After a Nachtmystium-less hour-and-a-half certainly everyone in “Hell” were ready for something, anything. Luckily it was Oslo, Norway's 1349 to end the night in a cloak of the most chiding, lambastic Norwegian black metal that side of the Atlantic. Touring in support of their long-awaited follow up to 2005's Hellfire (Candlelight), titled Revelations of the Black Flame, 1349 had the near impossible feat of bookending what was now nearly 11 hours of metal. Taking the stage in full corpsepaint (luckily the only band to don the trademark Norwegian get up, though one wandering teen had a shoddy imitation job), they went right to work with such a cruelty and disregard for the sluggish crowd that the only thing to do was perk up and stand in awe of one of the few remaining 2nd wave of Norwegian black metal bands around (Mayhem lacks any original members save Hellhammer, Gorgoroth have actually become two separate bands with both retaining the original name, while countless others have either disbanded or have changed so drastically that it is something else altogether). There were the predictable commands of, “Let me see the horns!” and “…blah, blah, blah, DARKNESS!” but none of it swayed the enamored crowd, eyes and mouth agape and cell phones attempting to capture this piece of personal history. Ravn (vocals) stampeded to and fro matching eyes with onlookers while praising everything evil while the stringed duo of Archaon (guitar) and Seidemann (bass) picked and pounded with such a machine gun precision and the collective, equal hate for all mankind was evident in each and every small gesture. With each song grew more listeners (spilling in from the recently finished Mastodon, whose antics and every movement are so extensively written about and known that it is unneeded in this coverage) and, subsequently, more power from both the crowd and the band. Drummer Mads Hardcore maintained the precedent set by full time drummer Frost (off with his other project, fellow metal mainstays Satyricon) with such ease that it is a wonder that these touring drummers don't have the notoriety of their absentees. The spark that 1349 re-ignited in the eyes and souls of everyone in attendance was so masterfully done and permanently bruising that ending such a day—a day full of surprises, piercing tones, and forays into the deepest, darkest corners of the psyche—became less relieving and more sorrowful than anybody could've guessed.

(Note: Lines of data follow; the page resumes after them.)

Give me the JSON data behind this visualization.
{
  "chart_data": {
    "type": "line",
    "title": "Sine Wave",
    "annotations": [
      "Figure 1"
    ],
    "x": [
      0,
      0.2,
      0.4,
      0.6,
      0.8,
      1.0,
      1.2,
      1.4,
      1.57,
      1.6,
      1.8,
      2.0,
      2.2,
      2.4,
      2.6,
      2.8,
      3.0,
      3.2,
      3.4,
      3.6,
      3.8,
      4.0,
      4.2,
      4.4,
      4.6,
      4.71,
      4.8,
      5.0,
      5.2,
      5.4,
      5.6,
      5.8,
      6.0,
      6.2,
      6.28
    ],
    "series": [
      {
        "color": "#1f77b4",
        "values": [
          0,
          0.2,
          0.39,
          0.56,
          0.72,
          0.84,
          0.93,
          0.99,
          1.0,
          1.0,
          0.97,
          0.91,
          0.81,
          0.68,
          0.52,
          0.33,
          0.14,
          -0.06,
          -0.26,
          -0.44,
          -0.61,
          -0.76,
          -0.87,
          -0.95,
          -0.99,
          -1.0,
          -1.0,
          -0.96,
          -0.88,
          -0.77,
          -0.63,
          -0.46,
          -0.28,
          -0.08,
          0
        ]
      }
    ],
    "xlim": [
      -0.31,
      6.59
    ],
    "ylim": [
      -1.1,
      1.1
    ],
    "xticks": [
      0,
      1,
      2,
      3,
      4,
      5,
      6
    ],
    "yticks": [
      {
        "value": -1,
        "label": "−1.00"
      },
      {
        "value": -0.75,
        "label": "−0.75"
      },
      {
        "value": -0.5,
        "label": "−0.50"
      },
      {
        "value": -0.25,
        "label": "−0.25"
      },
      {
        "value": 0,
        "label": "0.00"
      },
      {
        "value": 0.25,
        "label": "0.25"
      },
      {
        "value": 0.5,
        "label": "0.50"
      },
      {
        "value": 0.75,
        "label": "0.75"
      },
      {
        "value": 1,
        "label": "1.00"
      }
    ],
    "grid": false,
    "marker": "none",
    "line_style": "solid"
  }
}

The day began full of promises and ended with very few broken. The stunning lineup, fair prices, moderate security (enough for safety concerns but never overbearing) and a semi-tight schedule (the “Heaven” Stage seemed to run a bit early) all came together with such ease that it would be silly not to put on another party of this magnitude. Except maybe this time try to get it sponsored by an ad for that '74 Camaro mentioned earlier: “The Craigslist Used Camaro Sold for Parts Metal Fest '10.”